Devialet has taken its revolutionary D-Premier amplifier, added all-important USB and network connections while refining just about every facet of the internal engineering solution
When Devialet’s D-Premier was launched [HFN Apr ’10] it appeared to offer everything – tremendous power, direct digital inputs and a uniquely slim form factor. Its beautiful industrial design was matched by the elegance of its technology, a hybrid of Class A voltage amplification with precision digital Class D current dumpers.
Devialet first chose to implement HDMI as the digital interface of the future. But now we all know that USB is digital audio’s all-conquering interface. A change to the D-Premier’s real estate was inevitable, its inputs reshaped along with refinements to every facet of the amplifier’s layout, from switchmode power supply to its DSP core. The 170 is just one of three new amplifiers all equipped with those vital, future-proof USB and RJ45 ethernet connections. It has Devialet’s AIR Wi-Fi module as a £1000 option and is built into new alloy casings that look slimmer still. In part this is a clever illusion, the Wi-Fi antenna now moved from the top surface into two bays within a deeper, black-coated alloy baseplate, while its dark chrome is more durable than the old finish.
Once again, the rear of the case breaks away to reveal a compact collection of inputs and outputs while the hallmark circular display is retained as your window on to the 170’s world. Devialet’s new RF remote control is also both lighter and slimmer but features the same three function buttons.
The new USB port is a Type B socket, so there’s no facility to host USB sticks or drives. However, there’s talk of the amplifier’s SD card reader also being enabled to carry high-res music files. Nevertheless, all new Devialet amplifiers will now connect directly to your computer or home network, including wireless access where the AIR module is fitted.
A chip off the old block?
So is the 170 ‘better’ than the D-Premier? The glib answer might be to suggest the 170 is simply a chip off the ADH block, with better bass control, more insight and transparency.
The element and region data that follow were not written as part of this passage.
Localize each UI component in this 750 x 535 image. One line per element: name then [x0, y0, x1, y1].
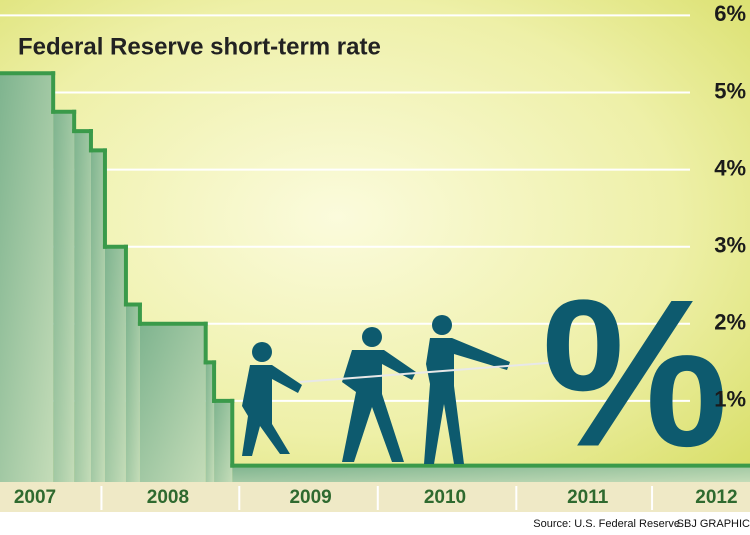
y-tick-label: 1% — [714, 387, 746, 412]
area-step — [0, 73, 54, 482]
area-step — [90, 150, 105, 482]
x-axis-band — [0, 482, 750, 512]
x-tick-label: 2009 — [289, 487, 331, 508]
chart-title: Federal Reserve short-term rate — [18, 33, 381, 60]
area-step — [139, 323, 206, 482]
area-step — [214, 400, 233, 482]
tug-of-war-figures — [242, 315, 561, 464]
footer — [0, 512, 750, 535]
series — [0, 71, 750, 483]
y-tick-label: 6% — [714, 1, 746, 26]
area-step — [232, 465, 750, 482]
percent-graphic: % — [542, 255, 729, 490]
area-step — [53, 111, 75, 483]
y-tick-label: 3% — [714, 233, 746, 258]
x-tick-label: 2007 — [14, 487, 56, 508]
x-tick-label: 2011 — [567, 487, 609, 508]
area-step — [74, 131, 91, 482]
area-step — [104, 246, 126, 482]
source: Source: U.S. Federal Reserve — [533, 518, 680, 530]
x-tick-label: 2010 — [424, 487, 466, 508]
area-step — [125, 304, 140, 482]
area-step — [205, 362, 215, 482]
credit: SBJ GRAPHIC — [677, 518, 750, 530]
y-tick-label: 4% — [714, 155, 746, 180]
x-tick-label: 2012 — [695, 487, 737, 508]
y-tick-label: 5% — [714, 78, 746, 103]
y-tick-label: 2% — [714, 310, 746, 335]
x-tick-label: 2008 — [147, 487, 189, 508]
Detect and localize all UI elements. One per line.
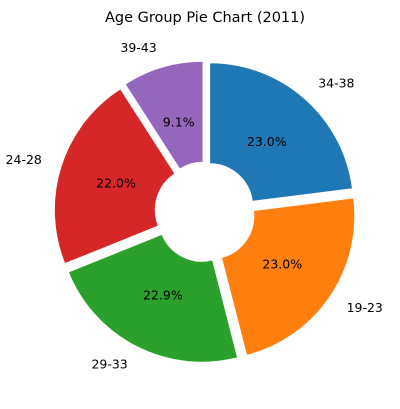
pie-slice-39-43 — [124, 60, 204, 170]
pie-labels: 23.0% 34-38 23.0% 19-23 22.9% 29-33 22.0% 24-28… — [6, 40, 383, 372]
pie-slices — [53, 60, 356, 363]
pct-label-24-28: 22.0% — [96, 176, 136, 191]
chart-title: Age Group Pie Chart (2011) — [105, 10, 305, 26]
pie-slice-19-23 — [220, 197, 356, 357]
category-label-39-43: 39-43 — [120, 40, 156, 55]
category-label-29-33: 29-33 — [91, 357, 127, 372]
pct-label-39-43: 9.1% — [163, 114, 195, 129]
category-label-34-38: 34-38 — [318, 76, 354, 91]
pct-label-34-38: 23.0% — [247, 134, 287, 149]
pie-slice-29-33 — [67, 233, 239, 363]
pct-label-29-33: 22.9% — [143, 287, 183, 302]
pct-label-19-23: 23.0% — [262, 256, 302, 271]
category-label-24-28: 24-28 — [6, 152, 42, 167]
category-label-19-23: 19-23 — [347, 300, 383, 315]
pie-slice-34-38 — [209, 62, 354, 202]
pie-slice-24-28 — [53, 88, 176, 265]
But it’s so much more.
With USB our preferred choice, and beta PC drivers working flawlessly, the 170 wove its addictive spell. Whether enjoying ‘Hotel California’ from The Eagles’ 1994 live set Hell Freezes Over [Geffen], the 24-bit render of The Beatles’ Abbey Road album or Emily Barker & The Red Clay Halo’s Dear River [Linn], the 170 ‘connected’ those files to the speakers with complete mastery over their content.
Like the D-Premier, the 170 grips the loudspeaker with such unerring confidence that the boxes fade from view and the music lives and breathes in front of you. Cymbal strikes are free of splashy overhang, powerful bass rhythms are delivered with a palpable thunder and massed strings stride into the room with a vivid presence and colour.
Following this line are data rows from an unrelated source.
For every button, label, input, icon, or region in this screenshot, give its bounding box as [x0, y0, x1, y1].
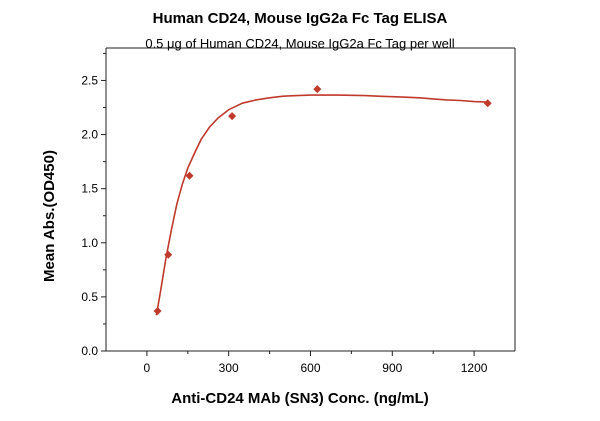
x-axis-label: Anti-CD24 MAb (SN3) Conc. (ng/mL): [171, 390, 428, 407]
chart-title: Human CD24, Mouse IgG2a Fc Tag ELISA: [153, 10, 448, 27]
y-tick-label: 2.5: [81, 73, 98, 87]
data-point: [153, 306, 162, 315]
plot-area: 0 300 600 900 1200 0.0 0.5 1.0 1.5 2.0 2.5: [81, 47, 516, 375]
y-tick-label: 1.0: [81, 236, 98, 250]
data-point: [164, 250, 173, 259]
x-tick-label: 900: [382, 361, 402, 375]
y-axis-label: Mean Abs.(OD450): [41, 150, 58, 282]
data-point: [228, 112, 237, 121]
data-point: [483, 99, 492, 108]
y-tick-label: 1.5: [81, 182, 98, 196]
y-tick-label: 0.0: [81, 344, 98, 358]
data-point: [185, 171, 194, 180]
x-tick-label: 300: [219, 361, 239, 375]
x-tick-label: 600: [300, 361, 320, 375]
x-tick-label: 0: [144, 361, 151, 375]
y-tick-label: 0.5: [81, 290, 98, 304]
data-point: [313, 85, 322, 94]
x-tick-label: 1200: [461, 361, 488, 375]
y-tick-label: 2.0: [81, 128, 98, 142]
chart-subtitle: 0.5 μg of Human CD24, Mouse IgG2a Fc Tag…: [145, 36, 454, 51]
fit-curve-line: [155, 94, 488, 316]
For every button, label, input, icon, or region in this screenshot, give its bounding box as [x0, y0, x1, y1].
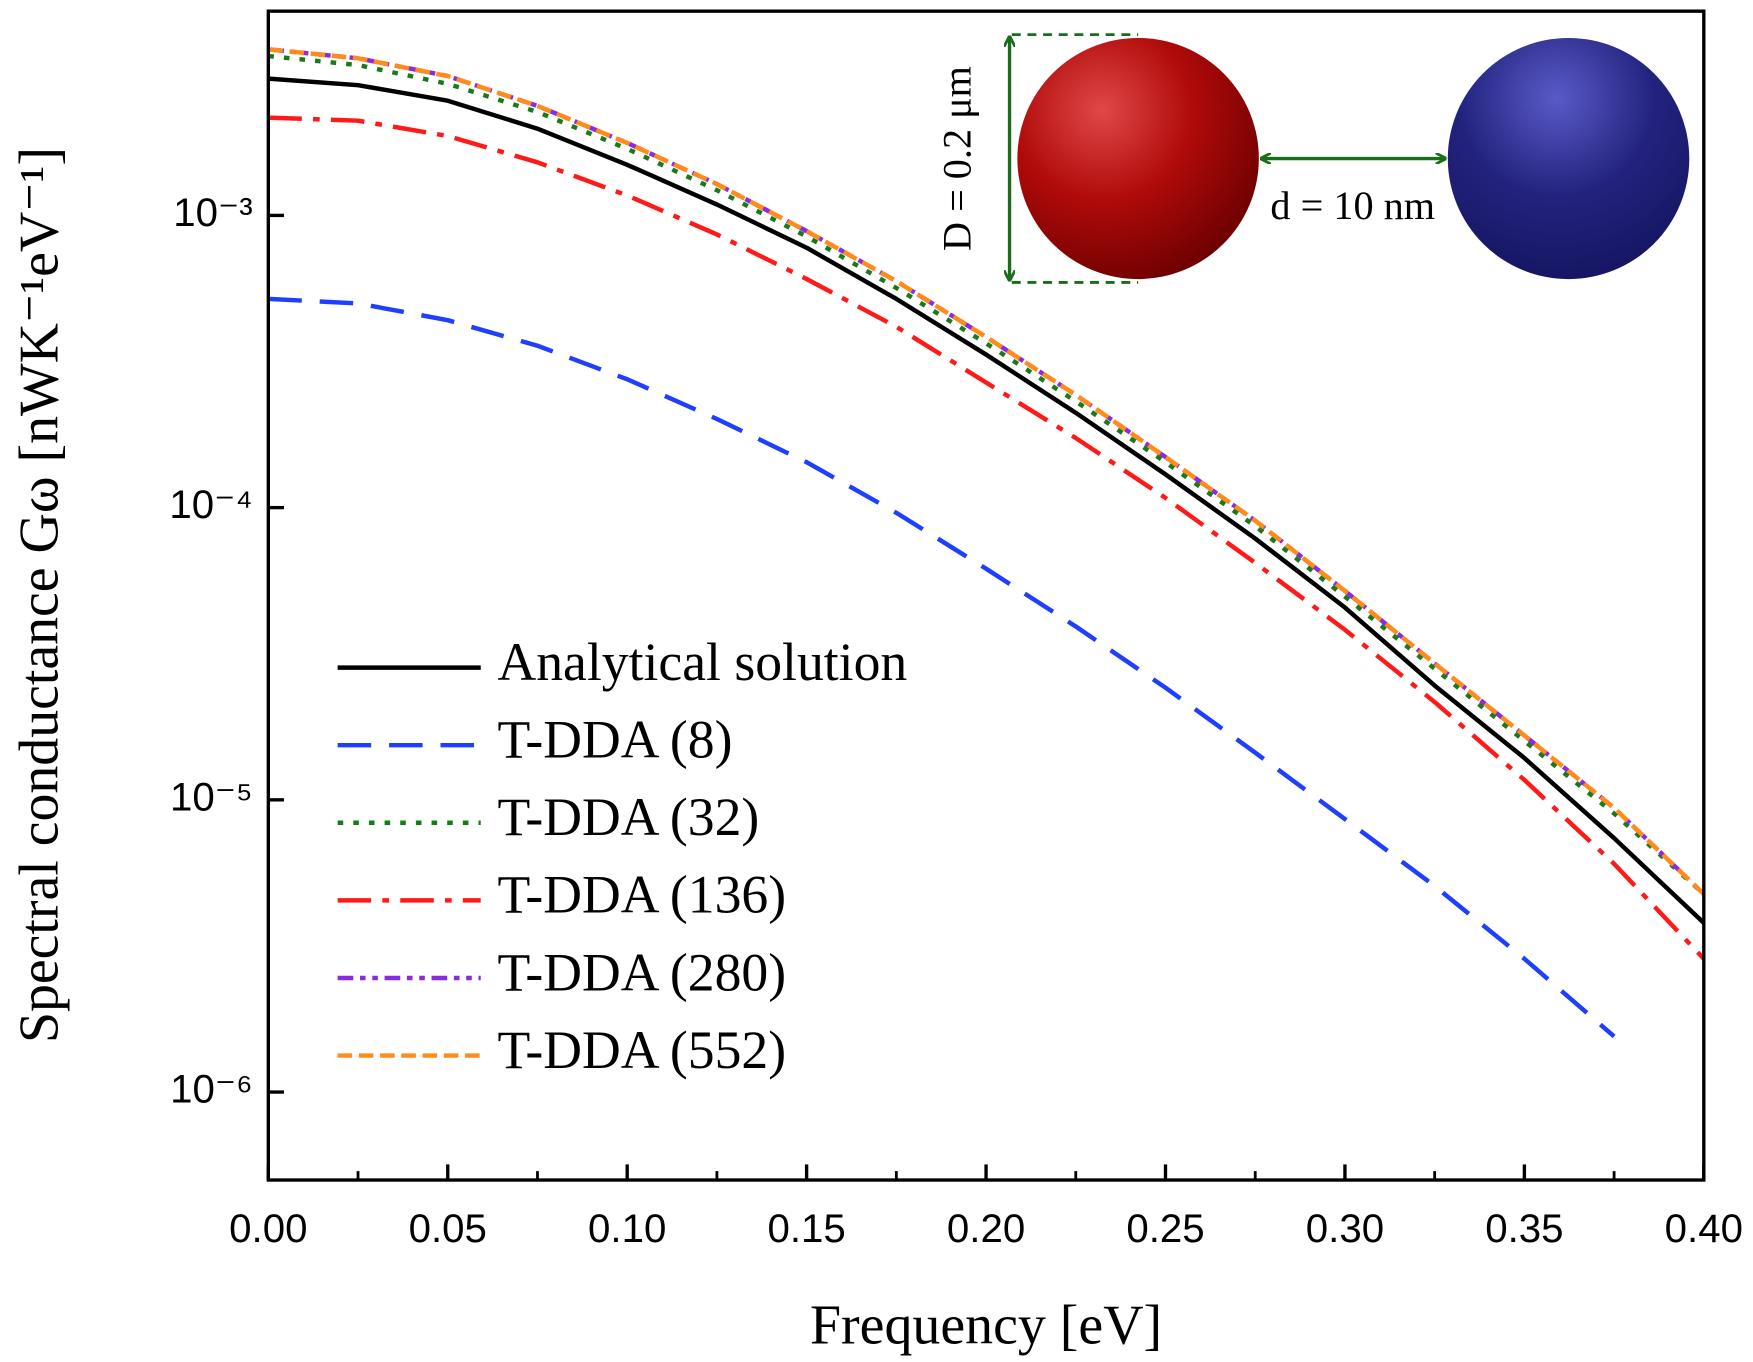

Devialet’s 170 has a luxuriant smoothness that extends from the deepest bass to the brightest treble, to voices and brass, to solo guitar and orchestral swells, to live or studio recordings.
Listening to Charlie Haden & John Taylor’s Nightfall at 192kHz/ 24-bit [Naim], we were struck by the sheer silence of the background. Then there was the 24-bit Abbey Road remaster, ‘Come Together’ sounding ‘all of a piece’, the resonant grunge of Harrison’s guitar and Starr’s drums laid bare with a sense of spaciousness and atmosphere that was barely creditable. Here was a liquid smoothness in action – not only rare but perhaps unique to the brand.
With the movie soundtrack from ‘The Day After Tomorrow’ [Varèse Sarabande] the Devialet 170 squeezed what appeared to be near-subsonic bass from our B&W 802s, but with a definition so robust you could saw it into 10ft lengths and use it for scaffolding.
Devialet has taken its revolutionary D-Premier amplifier, added all-important USB and network connections while refining just about every facet of the internal engineering solution. The result is a spectacular success. The best has just became more affordable too.